I was amazed and gladdened
when there was no detectable outbreak of anti-Semitism over the fact
that so many of the oligarchs were Jewish. Of course, there is still
some anti-Semitism in Russia, but perhaps only just enough to prove
the old bitter maxim that anti-Semitism is hating Jews more than you
should.
7. Weak commies. In a
country once totally dominated by Communists, it is a pleasure
to see them now as a mostly toothless opposition — often
literally — whose existence helps keep up the appearances
of tolerance and democracy. It also gives Westerners who remember
the Cold War the opportunity to look at real Russian
Communists who still sincerely believe all of that ideological claptrap.

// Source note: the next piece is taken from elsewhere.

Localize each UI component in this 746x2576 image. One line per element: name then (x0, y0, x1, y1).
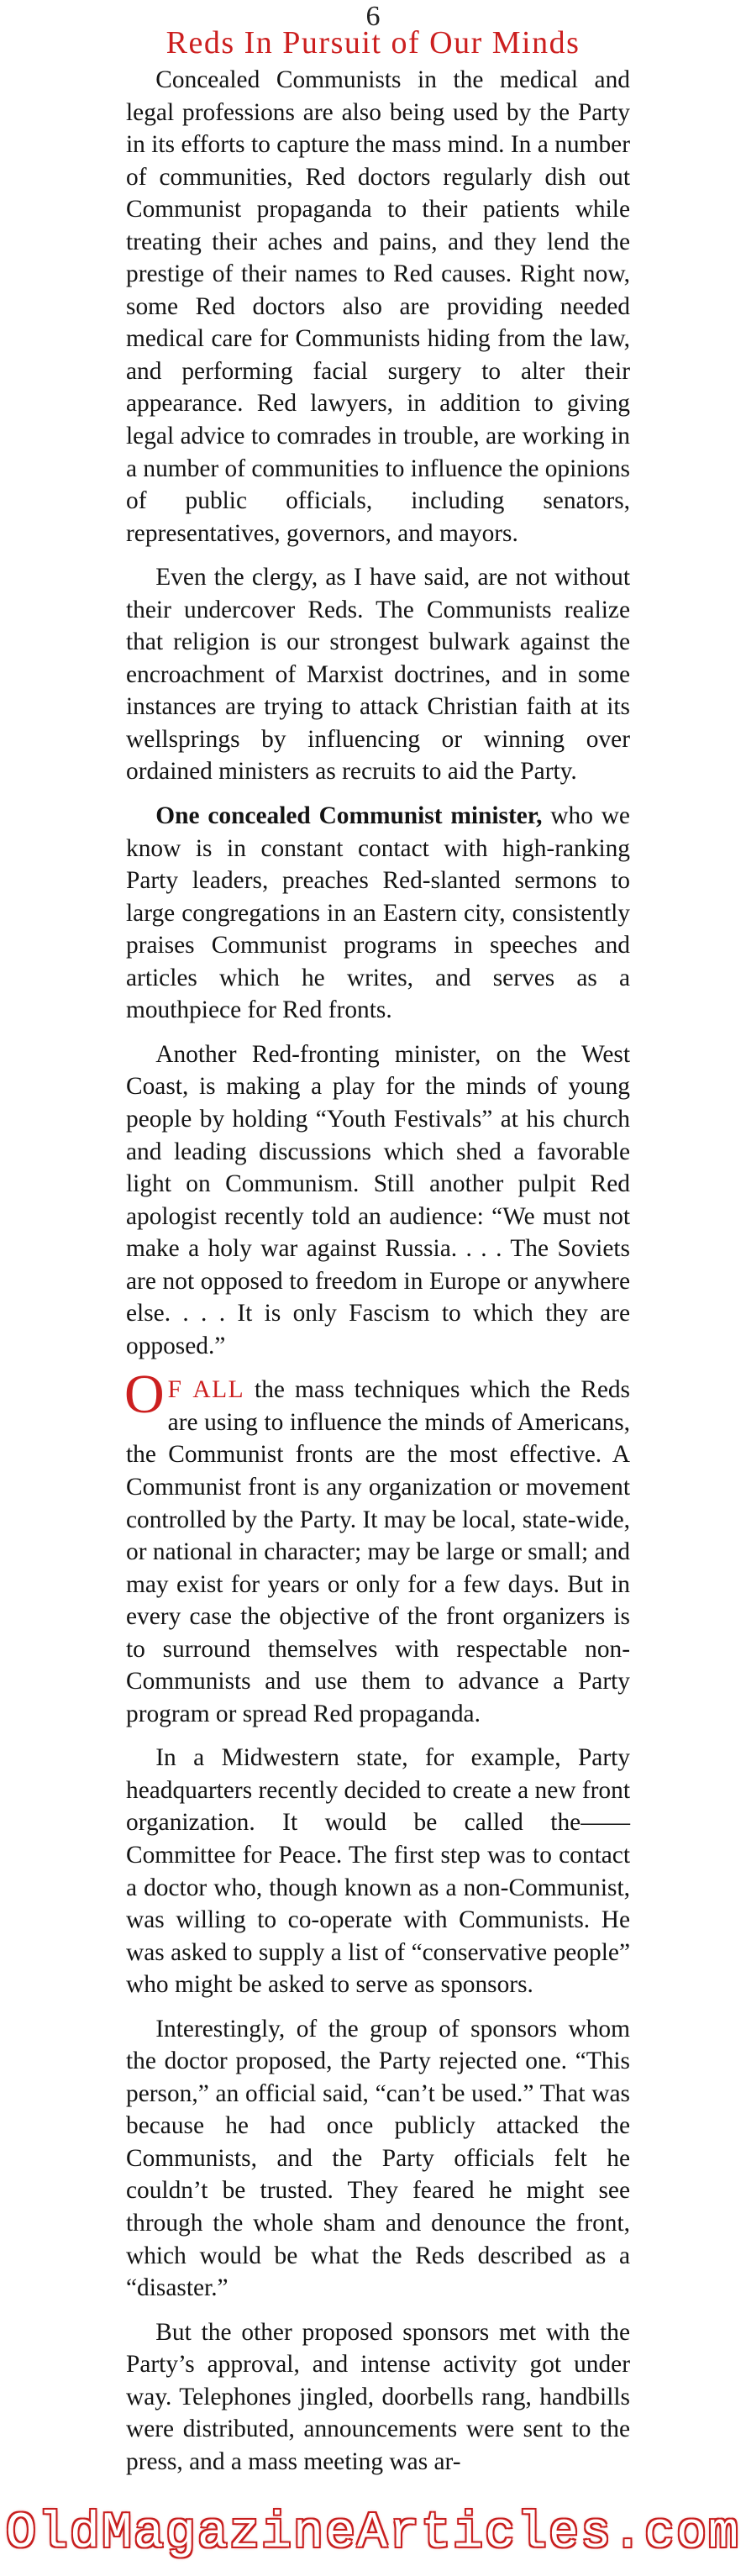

Their spectacular historical failure has now sent some Communists back
to their original function: helping society's poor and forgotten.
8. Smiles and good
service. In the bad old days, smiles were rare in general and service
was often called "unobtrusive" — meaning that the waiter or
salesperson was nowhere to be found, having simply disappeared probably
to stand in line for chicken or toilet paper. Service with
a smile was outright inconceivable. Now Russians smile more often
and more easily, and service is definitely speedier, probably because
chicken and toilet paper are readily available in stores.
Nonetheless, you can still get
the old-fashioned service with a scowl. On the bullet train
between Moscow and St. Petersburg, the stewardesses are quick
to bring you a surprisingly tasty lunch, but they slap it down
on your tray and disappear to deal with things more important
than customers like gossip and makeup. The Soviet Union dies hard.
9. Alexei Navalny. It's wonderful that today's
Russia could have a wise-cracking corruption-fighting whistle-blower like
Navalny. He is a person of intelligence, integrity
and sufficient stature to worry Putin, especially after Navalny won
an impressive 27 percent of the vote in September's mayoral
election in Moscow. There have already been efforts to cripple him
with phony criminal charges resulting in a conviction that may disbar him
from any future political runs for office. There may even be efforts
to crush him even more completely than that. At least he can leave
the country — as of this writing anyway.
10. Everything that always made
Russia wonderful no matter who rules from the Kremlin. The list
includes vodka, jokes, excellent conversation, passionate friendship, vodka,
heroic hospitality, banyas, a love of art and music,
a sense of vastness reaching from steppe to space, vodka.